Sementara itu, Analis Kekayaan Intelektual Ahli Madya Kantor Wilayah Kementerian Hukum Sumatera Barat, Desmainar, menegaskan bahwa perlindungan merek dan hak cipta merupakan kebutuhan mendasar bagi UMKM untuk meningkatkan daya saing dan memperluas akses pasar.
“Kami mengapresiasi konsistensi Wali Kota Padang dalam memfasilitasi pelaku UMKM, IKM, dan ekonomi kreatif. Dengan komitmen ini, kita optimistis Kota Padang tidak hanya dikenal dengan perdagangannya, tetapi juga mampu melahirkan kekayaan intelektual bernilai ekonomi tinggi di tingkat nasional maupun internasional,” ujarnya.

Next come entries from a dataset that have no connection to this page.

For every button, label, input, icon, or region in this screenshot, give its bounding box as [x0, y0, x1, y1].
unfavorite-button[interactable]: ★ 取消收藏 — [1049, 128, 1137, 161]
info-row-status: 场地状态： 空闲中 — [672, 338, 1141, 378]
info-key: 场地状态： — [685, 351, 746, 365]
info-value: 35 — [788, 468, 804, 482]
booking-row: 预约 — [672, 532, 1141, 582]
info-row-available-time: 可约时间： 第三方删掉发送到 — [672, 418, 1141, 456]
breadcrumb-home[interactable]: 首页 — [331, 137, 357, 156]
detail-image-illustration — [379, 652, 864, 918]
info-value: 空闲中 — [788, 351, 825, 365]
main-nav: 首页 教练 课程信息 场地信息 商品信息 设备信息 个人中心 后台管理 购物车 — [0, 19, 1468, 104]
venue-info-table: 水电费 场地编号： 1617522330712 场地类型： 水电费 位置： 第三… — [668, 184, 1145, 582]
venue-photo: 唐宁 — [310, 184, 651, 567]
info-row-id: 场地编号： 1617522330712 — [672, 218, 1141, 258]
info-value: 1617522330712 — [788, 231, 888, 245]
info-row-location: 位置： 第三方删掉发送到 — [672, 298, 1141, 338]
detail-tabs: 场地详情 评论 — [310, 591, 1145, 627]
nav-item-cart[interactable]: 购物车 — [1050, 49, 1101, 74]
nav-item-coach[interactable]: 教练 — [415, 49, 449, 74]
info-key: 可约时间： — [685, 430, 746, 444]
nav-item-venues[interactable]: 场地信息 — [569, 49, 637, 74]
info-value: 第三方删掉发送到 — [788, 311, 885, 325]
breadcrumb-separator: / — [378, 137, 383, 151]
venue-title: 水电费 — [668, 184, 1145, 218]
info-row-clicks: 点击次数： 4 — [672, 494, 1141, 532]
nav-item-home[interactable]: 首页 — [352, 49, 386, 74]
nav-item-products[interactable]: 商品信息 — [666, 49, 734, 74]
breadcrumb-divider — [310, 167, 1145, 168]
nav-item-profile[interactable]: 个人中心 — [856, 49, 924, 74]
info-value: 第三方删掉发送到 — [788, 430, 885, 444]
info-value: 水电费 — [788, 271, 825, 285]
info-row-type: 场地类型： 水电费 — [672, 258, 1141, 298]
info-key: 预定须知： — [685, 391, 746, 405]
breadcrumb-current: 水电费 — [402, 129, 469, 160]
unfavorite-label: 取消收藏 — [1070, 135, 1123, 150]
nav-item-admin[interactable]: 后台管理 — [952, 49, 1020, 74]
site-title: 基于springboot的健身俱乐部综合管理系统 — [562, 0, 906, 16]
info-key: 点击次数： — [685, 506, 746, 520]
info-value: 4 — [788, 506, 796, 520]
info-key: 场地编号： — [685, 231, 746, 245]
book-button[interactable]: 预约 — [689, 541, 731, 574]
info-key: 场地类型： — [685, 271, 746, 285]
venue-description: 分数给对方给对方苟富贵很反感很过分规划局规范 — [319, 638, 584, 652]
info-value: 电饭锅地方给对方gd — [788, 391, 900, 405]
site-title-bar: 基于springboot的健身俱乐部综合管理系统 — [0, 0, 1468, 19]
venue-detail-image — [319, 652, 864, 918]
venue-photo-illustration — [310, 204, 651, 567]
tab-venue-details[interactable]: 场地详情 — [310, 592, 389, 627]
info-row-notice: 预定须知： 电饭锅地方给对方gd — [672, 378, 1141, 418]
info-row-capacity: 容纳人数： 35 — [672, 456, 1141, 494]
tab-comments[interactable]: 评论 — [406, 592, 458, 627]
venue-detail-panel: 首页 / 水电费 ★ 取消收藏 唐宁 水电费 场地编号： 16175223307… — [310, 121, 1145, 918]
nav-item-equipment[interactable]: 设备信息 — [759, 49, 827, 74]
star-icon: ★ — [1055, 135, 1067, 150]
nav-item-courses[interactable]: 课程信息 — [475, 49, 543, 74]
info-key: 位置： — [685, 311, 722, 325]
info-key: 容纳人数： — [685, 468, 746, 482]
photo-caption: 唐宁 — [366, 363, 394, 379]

Dalam kesempatan yang sama, tokoh masyarakat sekaligus mantan Ketua Komisi Informasi Sumatera Barat, Syamsurizal, mengingatkan pentingnya perlindungan hak cipta di tengah pesatnya perkembangan teknologi, termasuk kecerdasan buatan (AI). Menurutnya, diseminasi HAKI menjadi langkah strategis agar para kreator lokal memahami pentingnya perlindungan hukum atas karya yang dihasilkan.